Releasing its final report on home education, the Commons schools select committee criticised the Government's proposals for home schooling, claiming they were "flawed", adding that the Department for Children, Schools and Families' review earlier this year was "poorly handled".
In June, the DCSF accepted the findings of a report into home education carried out by Graham Badman, former director of children services at Kent County Council, who called for it to become compulsory for all home-educated children to be registered with their local authority.
The recommendations of the Badman Review have now been incorporated into the Children, Schools and Families Bill, which is currently passing through the Commons.
But select committee chair Barry Sheerman said the Bill was "highly amendable", adding that the committee's report was rushed through in order to influence the legislation.
Central to the report is a call for registration with local authorities to be voluntary and "light touch", with an option for it to become compulsory after two years.
Speaking to The TES, Mr Sheerman said: "Our major recommendation is for the Department to tell local authorities what their powers are and what they should do with those powers.
"The Government needs to build a stronger relationship with home educators, and we believe our approach of voluntary registration - a carrot rather than a stick approach - that will provide all of the benefits and support to home educators is the best way."

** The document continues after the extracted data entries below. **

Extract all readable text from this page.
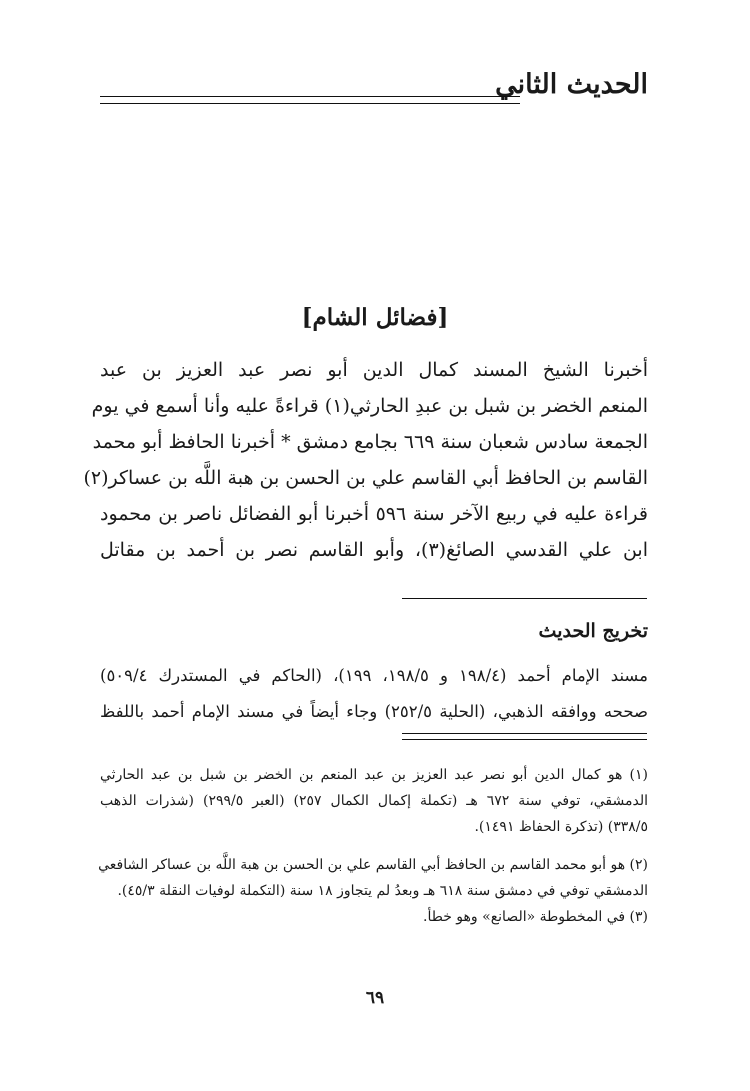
الحديث الثاني
[فضائل الشام]
أخبرنا الشيخ المسند كمال الدين أبو نصر عبد العزيز بن عبد
المنعم الخضر بن شبل بن عبدِ الحارثي(١) قراءةً عليه وأنا أسمع في يوم
الجمعة سادس شعبان سنة ٦٦٩ بجامع دمشق * أخبرنا الحافظ أبو محمد
القاسم بن الحافظ أبي القاسم علي بن الحسن بن هبة اللَّه بن عساكر(٢)
قراءة عليه في ربيع الآخر سنة ٥٩٦ أخبرنا أبو الفضائل ناصر بن محمود
ابن علي القدسي الصائغ(٣)، وأبو القاسم نصر بن أحمد بن مقاتل
تخريج الحديث
مسند الإمام أحمد (١٩٨/٤ و ١٩٨/٥، ١٩٩)، (الحاكم في المستدرك ٥٠٩/٤)
صححه ووافقه الذهبي، (الحلية ٢٥٢/٥) وجاء أيضاً في مسند الإمام أحمد باللفظ
(١) هو كمال الدين أبو نصر عبد العزيز بن عبد المنعم بن الخضر بن شبل بن عبد الحارثي
الدمشقي، توفي سنة ٦٧٢ هـ (تكملة إكمال الكمال ٢٥٧) (العبر ٢٩٩/٥) (شذرات الذهب
٣٣٨/٥) (تذكرة الحفاظ ١٤٩١).
(٢) هو أبو محمد القاسم بن الحافظ أبي القاسم علي بن الحسن بن هبة اللَّه بن عساكر الشافعي
الدمشقي توفي في دمشق سنة ٦١٨ هـ وبعدُ لم يتجاوز ١٨ سنة (التكملة لوفيات النقلة ٤٥/٣).
(٣) في المخطوطة «الصانع» وهو خطأ.
٦٩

Mr Sheerman added: "I admire Ed Balls' passion for getting things done, but sometimes he wants to act so quickly he can push things too far and is forced to row back. He did it with the vetting and barring of adults working with children and he has done it with other things."

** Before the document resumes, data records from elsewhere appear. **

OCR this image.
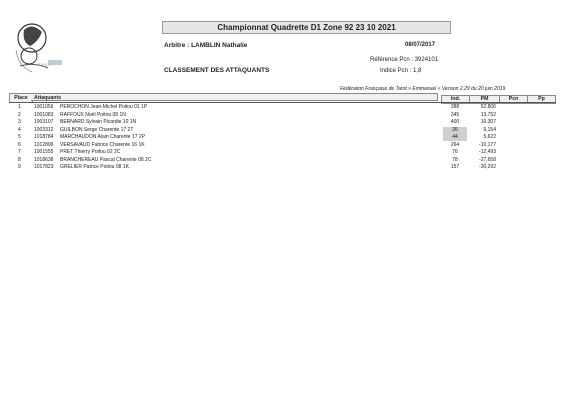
TAROT
Championnat Quadrette D1 Zone 92 23 10 2021
Arbitre : LAMBLIN Nathalie	08/07/2017
Référence Pcn : 3924101
CLASSEMENT DES ATTAQUANTS	Indice Pcn : 1,8
Fédération Française de Tarot » Emmanuel » Version 2.29 du 20 juin 2019
Place	Attaquants	Ind.	PM	Pcn	Pp
1	1001056 PEROCHON Jean-Michel Poitou 01 1P	388	52,806
2	1001083 RAFFOUX Noël Poitou 08 1N	345	13,752
3	1003107 BERNARD Sylvain Picardie 10 1N	400	10,307
4	1003312 GUILBON Serge Charente 17 2T	26	9,154
5	1018784 MARCHAUDON Alain Charente 17 2P	44	5,622
6	1012899 VERSAVAUD Fabrice Charente 16 1K	264	-10,177
7	1001555 PRET Thierry Poitou 02 2C	76	-12,493
8	1018638 BRANCHEREAU Pascal Charente 08 2C	78	-27,658
9	1017823 GRELIER Patrice Poitou 08 1K	157	-30,292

The recommendations set out by Graham Badman in his review sparked outrage among home educators, and last week Graham Stuart, MP for Beverly and Holderness and member of the select committee, handed more than 120 petitions against the proposals over to Downing Street.
Schools minister Diana Johnson said: "We believe the introduction of compulsory, light-touch registration for home-educated children is an important element of the way forward. It is only if all home-educated children are registered that local authorities will get the information they need to make accurate assessments about the numbers of home educated children in their areas."